According to WHO, the incidence of both non-melanoma and melanoma skin cancers has been increasing over the past decades. Currently, between 2 and 3 million non-melanoma skin cancers and 132,000, melanoma skin cancers occur globally each year.
"Obesity has been an established risk factor for many types of cancer and bariatric surgery in patients with obesity is associated with reduced cancer risk. However, the association between obesity and melanoma is inconclusive," wrote the authors.
Magdalena Taube, Sahlgrenska Academy, University of Gothenburg, Gothenburg, Sweden, and colleagues investigated the association of bariatric surgery with skin cancer (squamous cell carcinoma and melanoma) and melanoma incidence.

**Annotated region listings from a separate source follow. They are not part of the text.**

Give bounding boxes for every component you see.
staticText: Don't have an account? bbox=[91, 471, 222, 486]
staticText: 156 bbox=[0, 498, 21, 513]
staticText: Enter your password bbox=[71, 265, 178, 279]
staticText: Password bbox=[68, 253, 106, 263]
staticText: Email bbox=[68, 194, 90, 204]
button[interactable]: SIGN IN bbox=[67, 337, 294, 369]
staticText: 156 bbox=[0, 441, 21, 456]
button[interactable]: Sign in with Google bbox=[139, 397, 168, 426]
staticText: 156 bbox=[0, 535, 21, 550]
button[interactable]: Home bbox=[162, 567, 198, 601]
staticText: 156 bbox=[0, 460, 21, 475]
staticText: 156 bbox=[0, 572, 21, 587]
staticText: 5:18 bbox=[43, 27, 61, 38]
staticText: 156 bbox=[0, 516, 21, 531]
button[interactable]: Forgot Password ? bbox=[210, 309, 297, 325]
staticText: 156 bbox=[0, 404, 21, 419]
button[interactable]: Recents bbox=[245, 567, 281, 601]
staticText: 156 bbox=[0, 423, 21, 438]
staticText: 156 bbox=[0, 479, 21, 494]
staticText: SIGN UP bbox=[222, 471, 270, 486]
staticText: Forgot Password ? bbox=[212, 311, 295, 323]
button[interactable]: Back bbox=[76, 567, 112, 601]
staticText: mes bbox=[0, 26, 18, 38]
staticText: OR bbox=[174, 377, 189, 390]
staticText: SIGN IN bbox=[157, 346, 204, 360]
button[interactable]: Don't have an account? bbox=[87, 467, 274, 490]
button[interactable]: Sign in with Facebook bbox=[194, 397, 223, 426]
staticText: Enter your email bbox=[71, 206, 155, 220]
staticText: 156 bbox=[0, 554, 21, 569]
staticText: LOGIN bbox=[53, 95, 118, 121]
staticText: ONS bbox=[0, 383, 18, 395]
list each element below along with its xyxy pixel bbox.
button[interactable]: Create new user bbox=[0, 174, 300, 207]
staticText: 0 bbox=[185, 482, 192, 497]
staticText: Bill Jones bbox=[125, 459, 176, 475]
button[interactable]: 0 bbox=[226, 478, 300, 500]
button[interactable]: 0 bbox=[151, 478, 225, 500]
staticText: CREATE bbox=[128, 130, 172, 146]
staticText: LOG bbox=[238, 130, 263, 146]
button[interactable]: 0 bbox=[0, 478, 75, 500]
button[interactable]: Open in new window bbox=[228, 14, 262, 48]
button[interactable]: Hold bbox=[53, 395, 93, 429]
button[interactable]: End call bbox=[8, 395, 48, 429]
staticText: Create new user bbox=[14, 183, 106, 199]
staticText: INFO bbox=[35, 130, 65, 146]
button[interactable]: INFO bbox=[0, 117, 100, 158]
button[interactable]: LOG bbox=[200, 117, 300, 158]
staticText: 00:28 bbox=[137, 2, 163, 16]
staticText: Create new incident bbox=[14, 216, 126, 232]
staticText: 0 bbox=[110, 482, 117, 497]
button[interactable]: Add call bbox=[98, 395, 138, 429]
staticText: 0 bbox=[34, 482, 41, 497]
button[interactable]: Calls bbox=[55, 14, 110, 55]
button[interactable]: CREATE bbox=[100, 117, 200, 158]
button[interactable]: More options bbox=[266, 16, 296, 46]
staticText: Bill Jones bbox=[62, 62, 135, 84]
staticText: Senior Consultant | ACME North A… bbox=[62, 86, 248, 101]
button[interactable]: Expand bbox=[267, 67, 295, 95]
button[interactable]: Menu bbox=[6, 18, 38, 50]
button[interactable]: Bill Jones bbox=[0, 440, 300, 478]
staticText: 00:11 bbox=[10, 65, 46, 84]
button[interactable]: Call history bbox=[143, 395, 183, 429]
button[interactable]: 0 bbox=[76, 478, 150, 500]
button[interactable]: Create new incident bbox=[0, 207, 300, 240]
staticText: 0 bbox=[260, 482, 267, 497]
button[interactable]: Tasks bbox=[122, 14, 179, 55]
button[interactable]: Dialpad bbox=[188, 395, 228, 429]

This nonrandomized controlled trial, the Swedish Obese Subjects (SOS) study, is ongoing at 25 surgical departments and 480 primary health care centres in Sweden and was designed to examine outcomes after bariatric surgery. Patients were enrolled between September 1, 1987, and January 31, 2001. Data analysis was performed from June 29, 2018, to November 22, 2018.
Patients in the surgery group underwent gastric bypass (n = 266), banding (n = 376), or vertical banded gastroplasty (n = 1365). The control group (n = 2040) received the customary treatment for obesity at their primary health care centres.
The study included 4047 participants (mean [SD] age, 47.9 [6.1] years; 2867 [70.8%] female). Information on cancer events was available for 4042 patients.
Key findings of the study include:
- Bariatric surgery was associated with a markedly reduced risk of melanoma (adjusted subhazard ratio, 0.43; median follow-up, 18.1 years) and risk of skin cancer in general (adjusted subhazard ratio, 0.59).
- The skin cancer risk reduction was not associated with baseline body mass index or weight; insulin, glucose, lipid, and creatinine levels; diabetes; blood pressure; alcohol intake; or smoking.
"These findings suggest that melanoma incidence is significantly reduced in patients with obesity after bariatric surgery and may lead to a better understanding of melanoma and preventable risk factors," concluded the authors.
More Information: "Association of Bariatric Surgery With Skin Cancer Incidence in Adults With Obesity: A Nonrandomized Controlled Trial" published in the JAMA Dermatology journal.